The Current Birmingham Positron Camera


The current Birmingham Positron Camera is a Forte dual-headed gamma camera manufactured by Adac Laboratories (California). It was commissioned in August 1999 and consists of two heads on a motorised gantry which permits rotation about a horizontal axis, and adjustment of the face-to-face separation of the detectors from 250 to 800 mm.

Each head contains a single crystal of NaI(Tl) scintillator, 500x400mm2 and 16mm thick, optically coupled to an array of 55 photomuliplier tubes (49 76mm tubes and 6 50mm tubes).
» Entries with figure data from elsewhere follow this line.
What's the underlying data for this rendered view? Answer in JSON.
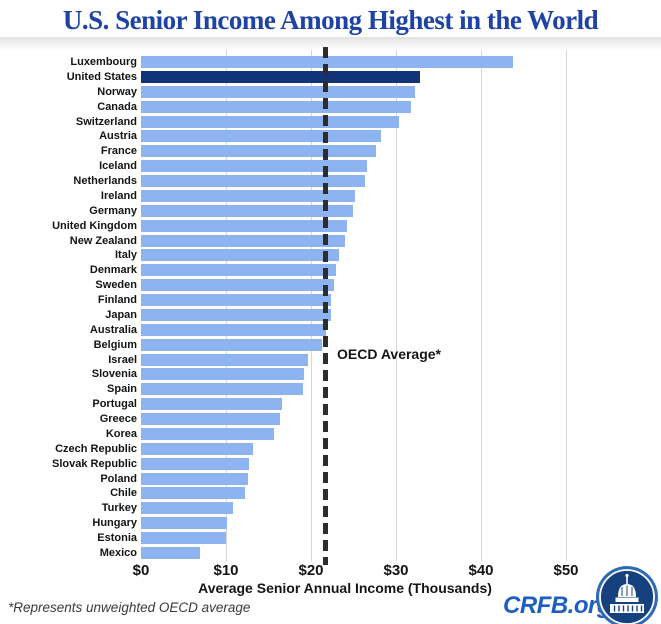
{
  "title": "U.S. Senior Income Among Highest in the World",
  "chart_data": {
    "type": "bar",
    "orientation": "horizontal",
    "title": "U.S. Senior Income Among Highest in the World",
    "xlabel": "Average Senior Annual Income (Thousands)",
    "ylabel": "",
    "xlim": [
      0,
      55
    ],
    "grid": "vertical",
    "legend": "none",
    "categories": [
      "Luxembourg",
      "United States",
      "Norway",
      "Canada",
      "Switzerland",
      "Austria",
      "France",
      "Iceland",
      "Netherlands",
      "Ireland",
      "Germany",
      "United Kingdom",
      "New Zealand",
      "Italy",
      "Denmark",
      "Sweden",
      "Finland",
      "Japan",
      "Australia",
      "Belgium",
      "Israel",
      "Slovenia",
      "Spain",
      "Portugal",
      "Greece",
      "Korea",
      "Czech Republic",
      "Slovak Republic",
      "Poland",
      "Chile",
      "Turkey",
      "Hungary",
      "Estonia",
      "Mexico"
    ],
    "values": [
      43.8,
      32.8,
      32.2,
      31.8,
      30.4,
      28.2,
      27.7,
      26.6,
      26.3,
      25.2,
      24.9,
      24.2,
      24.0,
      23.3,
      22.9,
      22.7,
      22.4,
      22.3,
      21.8,
      21.3,
      19.6,
      19.2,
      19.1,
      16.6,
      16.3,
      15.7,
      13.2,
      12.7,
      12.6,
      12.2,
      10.8,
      10.1,
      10.0,
      6.9
    ],
    "highlight_category": "United States",
    "x_ticks": [
      "$0",
      "$10",
      "$20",
      "$30",
      "$40",
      "$50"
    ],
    "x_tick_values": [
      0,
      10,
      20,
      30,
      40,
      50
    ],
    "reference_line": {
      "label": "OECD Average*",
      "value": 21.7
    },
    "colors": {
      "bar": "#8db4f0",
      "highlight_bar": "#123377",
      "reference_line": "#2d2d2d",
      "gridline": "#d6d6d6",
      "title": "#1e43a5"
    }
  },
  "footnote": "*Represents unweighted OECD average",
  "branding": {
    "site": "CRFB.org",
    "logo": "capitol-dome-icon",
    "color": "#1d5ec2"
  }
}
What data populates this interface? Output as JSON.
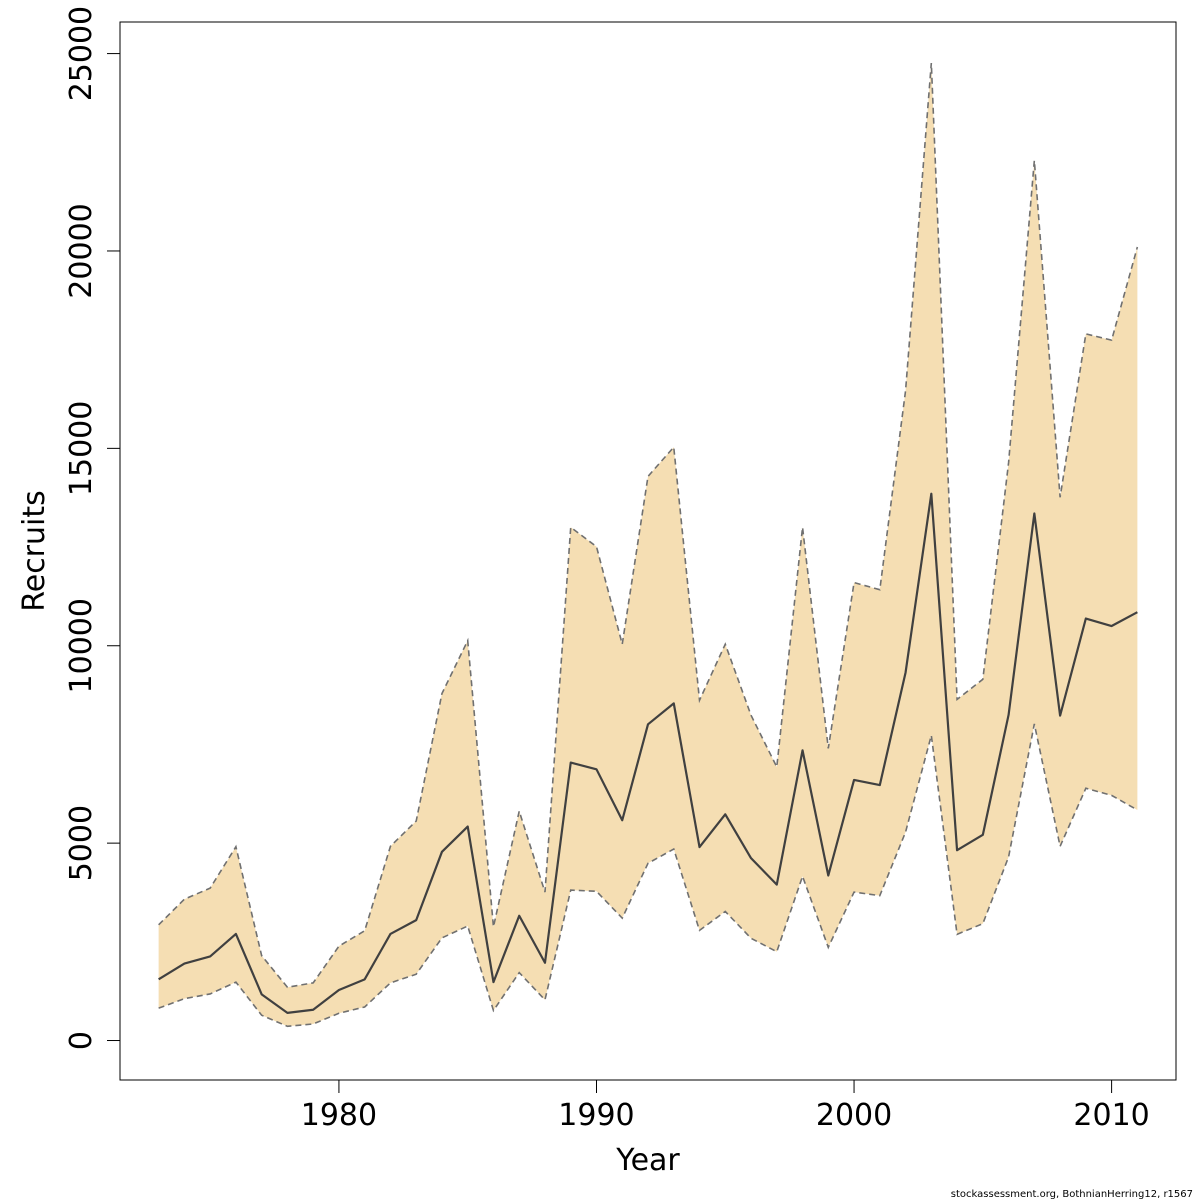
{
  "chart_data": {
    "type": "area",
    "xlabel": "Year",
    "ylabel": "Recruits",
    "xlim": [
      1971.5,
      2012.5
    ],
    "ylim": [
      -1000,
      25800
    ],
    "x_ticks": [
      1980,
      1990,
      2000,
      2010
    ],
    "y_ticks": [
      0,
      5000,
      10000,
      15000,
      20000,
      25000
    ],
    "grid": false,
    "credit": "stockassessment.org, BothnianHerring12, r1567",
    "colors": {
      "band": "#f5deb3",
      "line": "#404040",
      "bound": "#707070"
    },
    "x": [
      1973,
      1974,
      1975,
      1976,
      1977,
      1978,
      1979,
      1980,
      1981,
      1982,
      1983,
      1984,
      1985,
      1986,
      1987,
      1988,
      1989,
      1990,
      1991,
      1992,
      1993,
      1994,
      1995,
      1996,
      1997,
      1998,
      1999,
      2000,
      2001,
      2002,
      2003,
      2004,
      2005,
      2006,
      2007,
      2008,
      2009,
      2010,
      2011
    ],
    "series": [
      {
        "role": "estimate",
        "values": [
          1550,
          1950,
          2130,
          2700,
          1170,
          700,
          780,
          1280,
          1550,
          2700,
          3050,
          4780,
          5420,
          1480,
          3160,
          1970,
          7040,
          6870,
          5580,
          8010,
          8540,
          4900,
          5730,
          4620,
          3950,
          7350,
          4180,
          6600,
          6470,
          9320,
          13850,
          4820,
          5210,
          8250,
          13350,
          8230,
          10690,
          10500,
          10850
        ]
      },
      {
        "role": "upper",
        "values": [
          2930,
          3580,
          3860,
          4910,
          2150,
          1350,
          1460,
          2390,
          2780,
          4920,
          5560,
          8790,
          10130,
          2880,
          5810,
          3760,
          13000,
          12510,
          10040,
          14290,
          15030,
          8620,
          10040,
          8240,
          6930,
          13000,
          7400,
          11600,
          11420,
          16460,
          24760,
          8640,
          9150,
          14640,
          22290,
          13760,
          17900,
          17740,
          20100
        ]
      },
      {
        "role": "lower",
        "values": [
          820,
          1060,
          1180,
          1480,
          640,
          360,
          420,
          690,
          850,
          1460,
          1680,
          2600,
          2900,
          760,
          1720,
          1030,
          3810,
          3780,
          3100,
          4490,
          4850,
          2790,
          3270,
          2590,
          2250,
          4160,
          2360,
          3760,
          3670,
          5280,
          7730,
          2690,
          2960,
          4650,
          8020,
          4920,
          6390,
          6210,
          5840
        ]
      }
    ]
  }
}
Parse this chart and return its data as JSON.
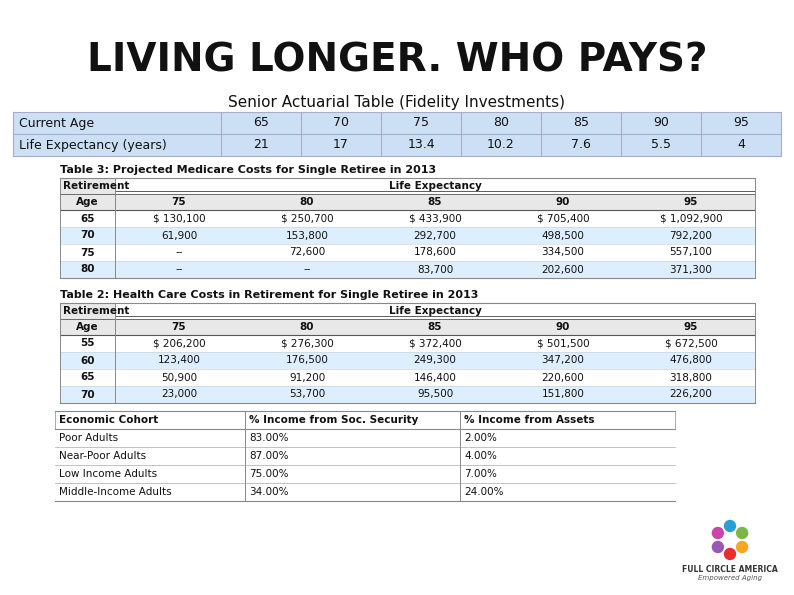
{
  "title": "LIVING LONGER. WHO PAYS?",
  "subtitle": "Senior Actuarial Table (Fidelity Investments)",
  "bg_color": "#ffffff",
  "title_color": "#111111",
  "subtitle_color": "#111111",
  "actuarial_header": [
    "Current Age",
    "65",
    "70",
    "75",
    "80",
    "85",
    "90",
    "95"
  ],
  "actuarial_row": [
    "Life Expectancy (years)",
    "21",
    "17",
    "13.4",
    "10.2",
    "7.6",
    "5.5",
    "4"
  ],
  "actuarial_bg": "#cce0f5",
  "actuarial_line_color": "#aaaacc",
  "table3_title": "Table 3: Projected Medicare Costs for Single Retiree in 2013",
  "table3_header2": [
    "Age",
    "75",
    "80",
    "85",
    "90",
    "95"
  ],
  "table3_rows": [
    [
      "65",
      "$ 130,100",
      "$ 250,700",
      "$ 433,900",
      "$ 705,400",
      "$ 1,092,900"
    ],
    [
      "70",
      "61,900",
      "153,800",
      "292,700",
      "498,500",
      "792,200"
    ],
    [
      "75",
      "--",
      "72,600",
      "178,600",
      "334,500",
      "557,100"
    ],
    [
      "80",
      "--",
      "--",
      "83,700",
      "202,600",
      "371,300"
    ]
  ],
  "table2_title": "Table 2: Health Care Costs in Retirement for Single Retiree in 2013",
  "table2_header2": [
    "Age",
    "75",
    "80",
    "85",
    "90",
    "95"
  ],
  "table2_rows": [
    [
      "55",
      "$ 206,200",
      "$ 276,300",
      "$ 372,400",
      "$ 501,500",
      "$ 672,500"
    ],
    [
      "60",
      "123,400",
      "176,500",
      "249,300",
      "347,200",
      "476,800"
    ],
    [
      "65",
      "50,900",
      "91,200",
      "146,400",
      "220,600",
      "318,800"
    ],
    [
      "70",
      "23,000",
      "53,700",
      "95,500",
      "151,800",
      "226,200"
    ]
  ],
  "income_header": [
    "Economic Cohort",
    "% Income from Soc. Security",
    "% Income from Assets"
  ],
  "income_rows": [
    [
      "Poor Adults",
      "83.00%",
      "2.00%"
    ],
    [
      "Near-Poor Adults",
      "87.00%",
      "4.00%"
    ],
    [
      "Low Income Adults",
      "75.00%",
      "7.00%"
    ],
    [
      "Middle-Income Adults",
      "34.00%",
      "24.00%"
    ]
  ],
  "table3_row_alts": [
    false,
    true,
    false,
    true
  ],
  "table2_row_alts": [
    false,
    true,
    false,
    true
  ],
  "alt_row_color": "#ddeeff",
  "logo_text1": "FULL CIRCLE AMERICA",
  "logo_text2": "Empowered Aging",
  "logo_colors": [
    "#e63030",
    "#f5a623",
    "#7ab648",
    "#2a9fd6",
    "#9b59b6",
    "#cc44aa"
  ]
}
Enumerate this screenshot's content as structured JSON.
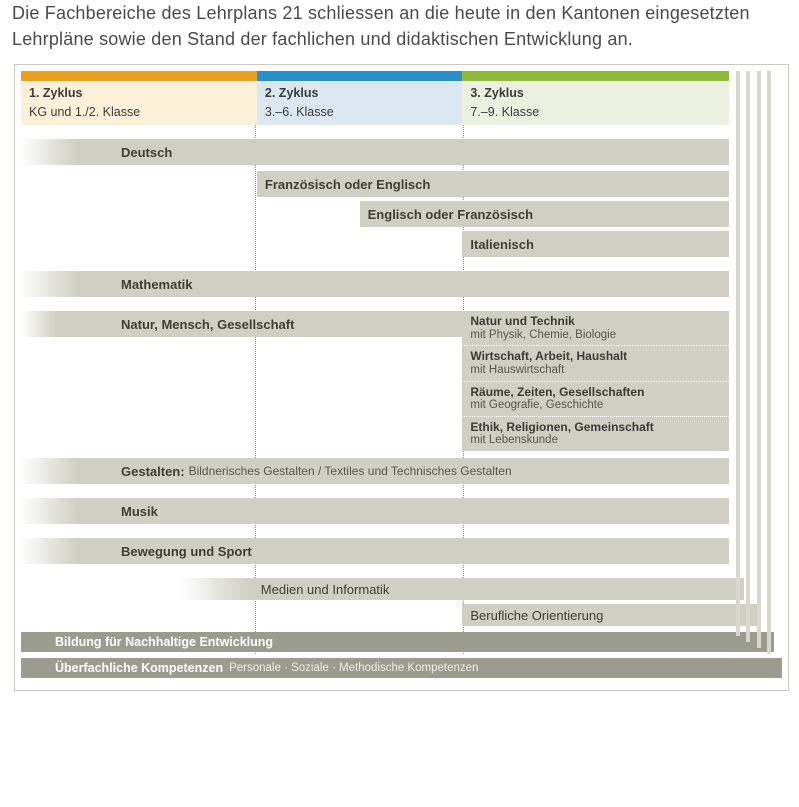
{
  "intro_text": "Die Fachbereiche des Lehrplans 21 schliessen an die heute in den Kantonen eingesetzten Lehrpläne sowie den Stand der fachlichen und didaktischen Entwicklung an.",
  "layout": {
    "columns": [
      {
        "start_pct": 0,
        "width_pct": 31
      },
      {
        "start_pct": 31,
        "width_pct": 27
      },
      {
        "start_pct": 58,
        "width_pct": 35
      }
    ],
    "content_width_pct": 93,
    "stack_offsets_pct": [
      93,
      95,
      97,
      99
    ]
  },
  "header": {
    "top_colors": [
      "#e8a023",
      "#2a8fc6",
      "#8fb93a"
    ],
    "body_colors": [
      "#fdf0d9",
      "#dbe8f2",
      "#ecf1df"
    ],
    "cycles": [
      {
        "title": "1. Zyklus",
        "subtitle": "KG und 1./2. Klasse"
      },
      {
        "title": "2. Zyklus",
        "subtitle": "3.–6. Klasse"
      },
      {
        "title": "3. Zyklus",
        "subtitle": "7.–9. Klasse"
      }
    ]
  },
  "rows": {
    "deutsch": "Deutsch",
    "fr_en": "Französisch oder Englisch",
    "en_fr": "Englisch oder Französisch",
    "en_fr_left_pct": 44.5,
    "italienisch": "Italienisch",
    "mathematik": "Mathematik",
    "nmg": "Natur, Mensch, Gesellschaft",
    "gestalten_label": "Gestalten:",
    "gestalten_sub": "Bildnerisches Gestalten / Textiles und Technisches Gestalten",
    "musik": "Musik",
    "sport": "Bewegung und Sport",
    "medien": "Medien und Informatik",
    "beruf": "Berufliche Orientierung"
  },
  "nmg_sub": [
    {
      "title": "Natur und Technik",
      "detail": "mit Physik, Chemie, Biologie"
    },
    {
      "title": "Wirtschaft, Arbeit, Haushalt",
      "detail": "mit Hauswirtschaft"
    },
    {
      "title": "Räume, Zeiten, Gesellschaften",
      "detail": "mit Geografie, Geschichte"
    },
    {
      "title": "Ethik, Religionen, Gemeinschaft",
      "detail": "mit Lebenskunde"
    }
  ],
  "footers": {
    "bne": "Bildung für Nachhaltige Entwicklung",
    "uefk_label": "Überfachliche Kompetenzen",
    "uefk_detail": "Personale · Soziale · Methodische Kompetenzen"
  },
  "colors": {
    "bar_gray": "#cfcfc3",
    "footer_gray": "#9c9c8e",
    "border": "#c9c9c0",
    "text": "#3e3e38"
  }
}
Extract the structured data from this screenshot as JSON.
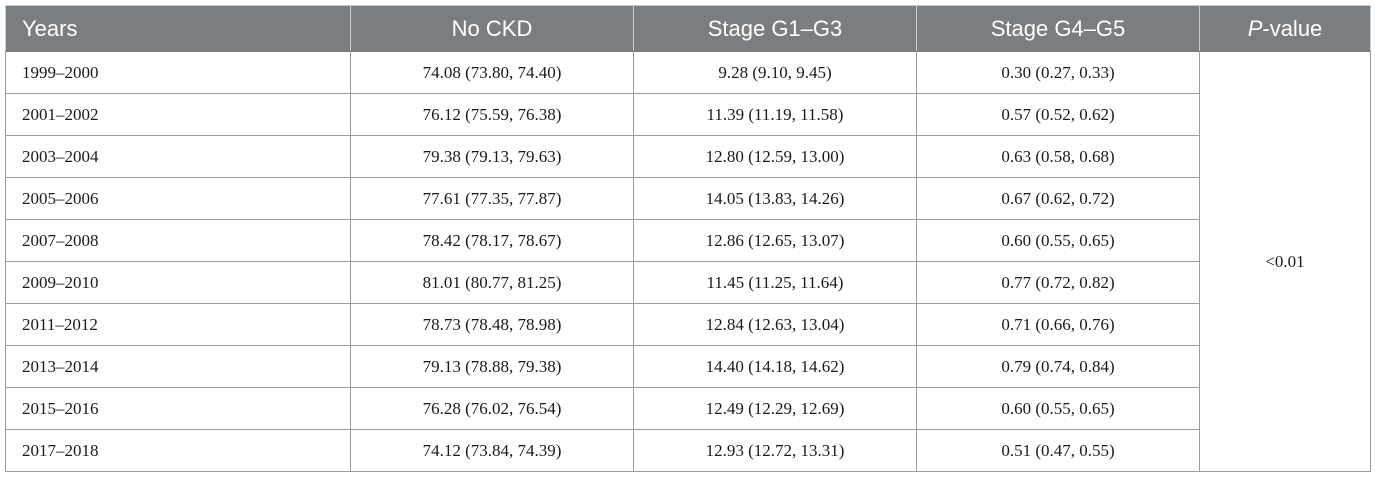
{
  "table": {
    "headers": {
      "years": "Years",
      "no_ckd": "No CKD",
      "stage_g1_g3": "Stage G1–G3",
      "stage_g4_g5": "Stage G4–G5",
      "p_value_italic": "P",
      "p_value_rest": "-value"
    },
    "p_value": "<0.01",
    "rows": [
      {
        "years": "1999–2000",
        "no_ckd": "74.08 (73.80, 74.40)",
        "g1_g3": "9.28 (9.10, 9.45)",
        "g4_g5": "0.30 (0.27, 0.33)"
      },
      {
        "years": "2001–2002",
        "no_ckd": "76.12 (75.59, 76.38)",
        "g1_g3": "11.39 (11.19, 11.58)",
        "g4_g5": "0.57 (0.52, 0.62)"
      },
      {
        "years": "2003–2004",
        "no_ckd": "79.38 (79.13, 79.63)",
        "g1_g3": "12.80 (12.59, 13.00)",
        "g4_g5": "0.63 (0.58, 0.68)"
      },
      {
        "years": "2005–2006",
        "no_ckd": "77.61 (77.35, 77.87)",
        "g1_g3": "14.05 (13.83, 14.26)",
        "g4_g5": "0.67 (0.62, 0.72)"
      },
      {
        "years": "2007–2008",
        "no_ckd": "78.42 (78.17, 78.67)",
        "g1_g3": "12.86 (12.65, 13.07)",
        "g4_g5": "0.60 (0.55, 0.65)"
      },
      {
        "years": "2009–2010",
        "no_ckd": "81.01 (80.77, 81.25)",
        "g1_g3": "11.45 (11.25, 11.64)",
        "g4_g5": "0.77 (0.72, 0.82)"
      },
      {
        "years": "2011–2012",
        "no_ckd": "78.73 (78.48, 78.98)",
        "g1_g3": "12.84 (12.63, 13.04)",
        "g4_g5": "0.71 (0.66, 0.76)"
      },
      {
        "years": "2013–2014",
        "no_ckd": "79.13 (78.88, 79.38)",
        "g1_g3": "14.40 (14.18, 14.62)",
        "g4_g5": "0.79 (0.74, 0.84)"
      },
      {
        "years": "2015–2016",
        "no_ckd": "76.28 (76.02, 76.54)",
        "g1_g3": "12.49 (12.29, 12.69)",
        "g4_g5": "0.60 (0.55, 0.65)"
      },
      {
        "years": "2017–2018",
        "no_ckd": "74.12 (73.84, 74.39)",
        "g1_g3": "12.93 (12.72, 13.31)",
        "g4_g5": "0.51 (0.47, 0.55)"
      }
    ]
  },
  "colors": {
    "header_bg": "#7b7e80",
    "header_text": "#ffffff",
    "border": "#9a9c9e"
  }
}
Whereas in a conventional gamma camera the photomultipliers are all interconnected via a network of resistors or capacitors to generate the positional signals, in this system each photomultiplier is connected to a separate ADC and a single board computer in the head controls the 55 ADC channels. When a scintillation occurs in the crystal its centroid is determined via software; this is more flexible than an analogue circuit, resulting, for example, in less distortion near the edge of the crystal. The main benefit, however, is in count rate, since very fast pulses can be used and signals from different regions of the crystal can to some extent be processed in parallel, with the result that the dead-time per pulse is approximately 170 ns and each head can operate at a singles rate of over 2M cps.

The detectors have an energy resolution of better than 15% (FWHM of the 511 keV photopeak), sufficient to discriminate against photons scattered by more than 30°. The quantum efficiency of each head for detecting 511 keV photons is approximately 23% (full spectrum) or 16% using just photopeak pulses, while the coincidence resolving time is 7.5 ns. As a result of the improved efficiency and better timing, the new camera is able to operate at much higher rates than the original camera without intolerable rates of random coincidences. With a central point source, useful count rates of over 100k events/s can be achieved.

The spatial resolution of the camera (FWHM of the back projected image of a point source) is approximately 6 mm. As with the original camera, the data are recorded event by event on computer for subsequent processing.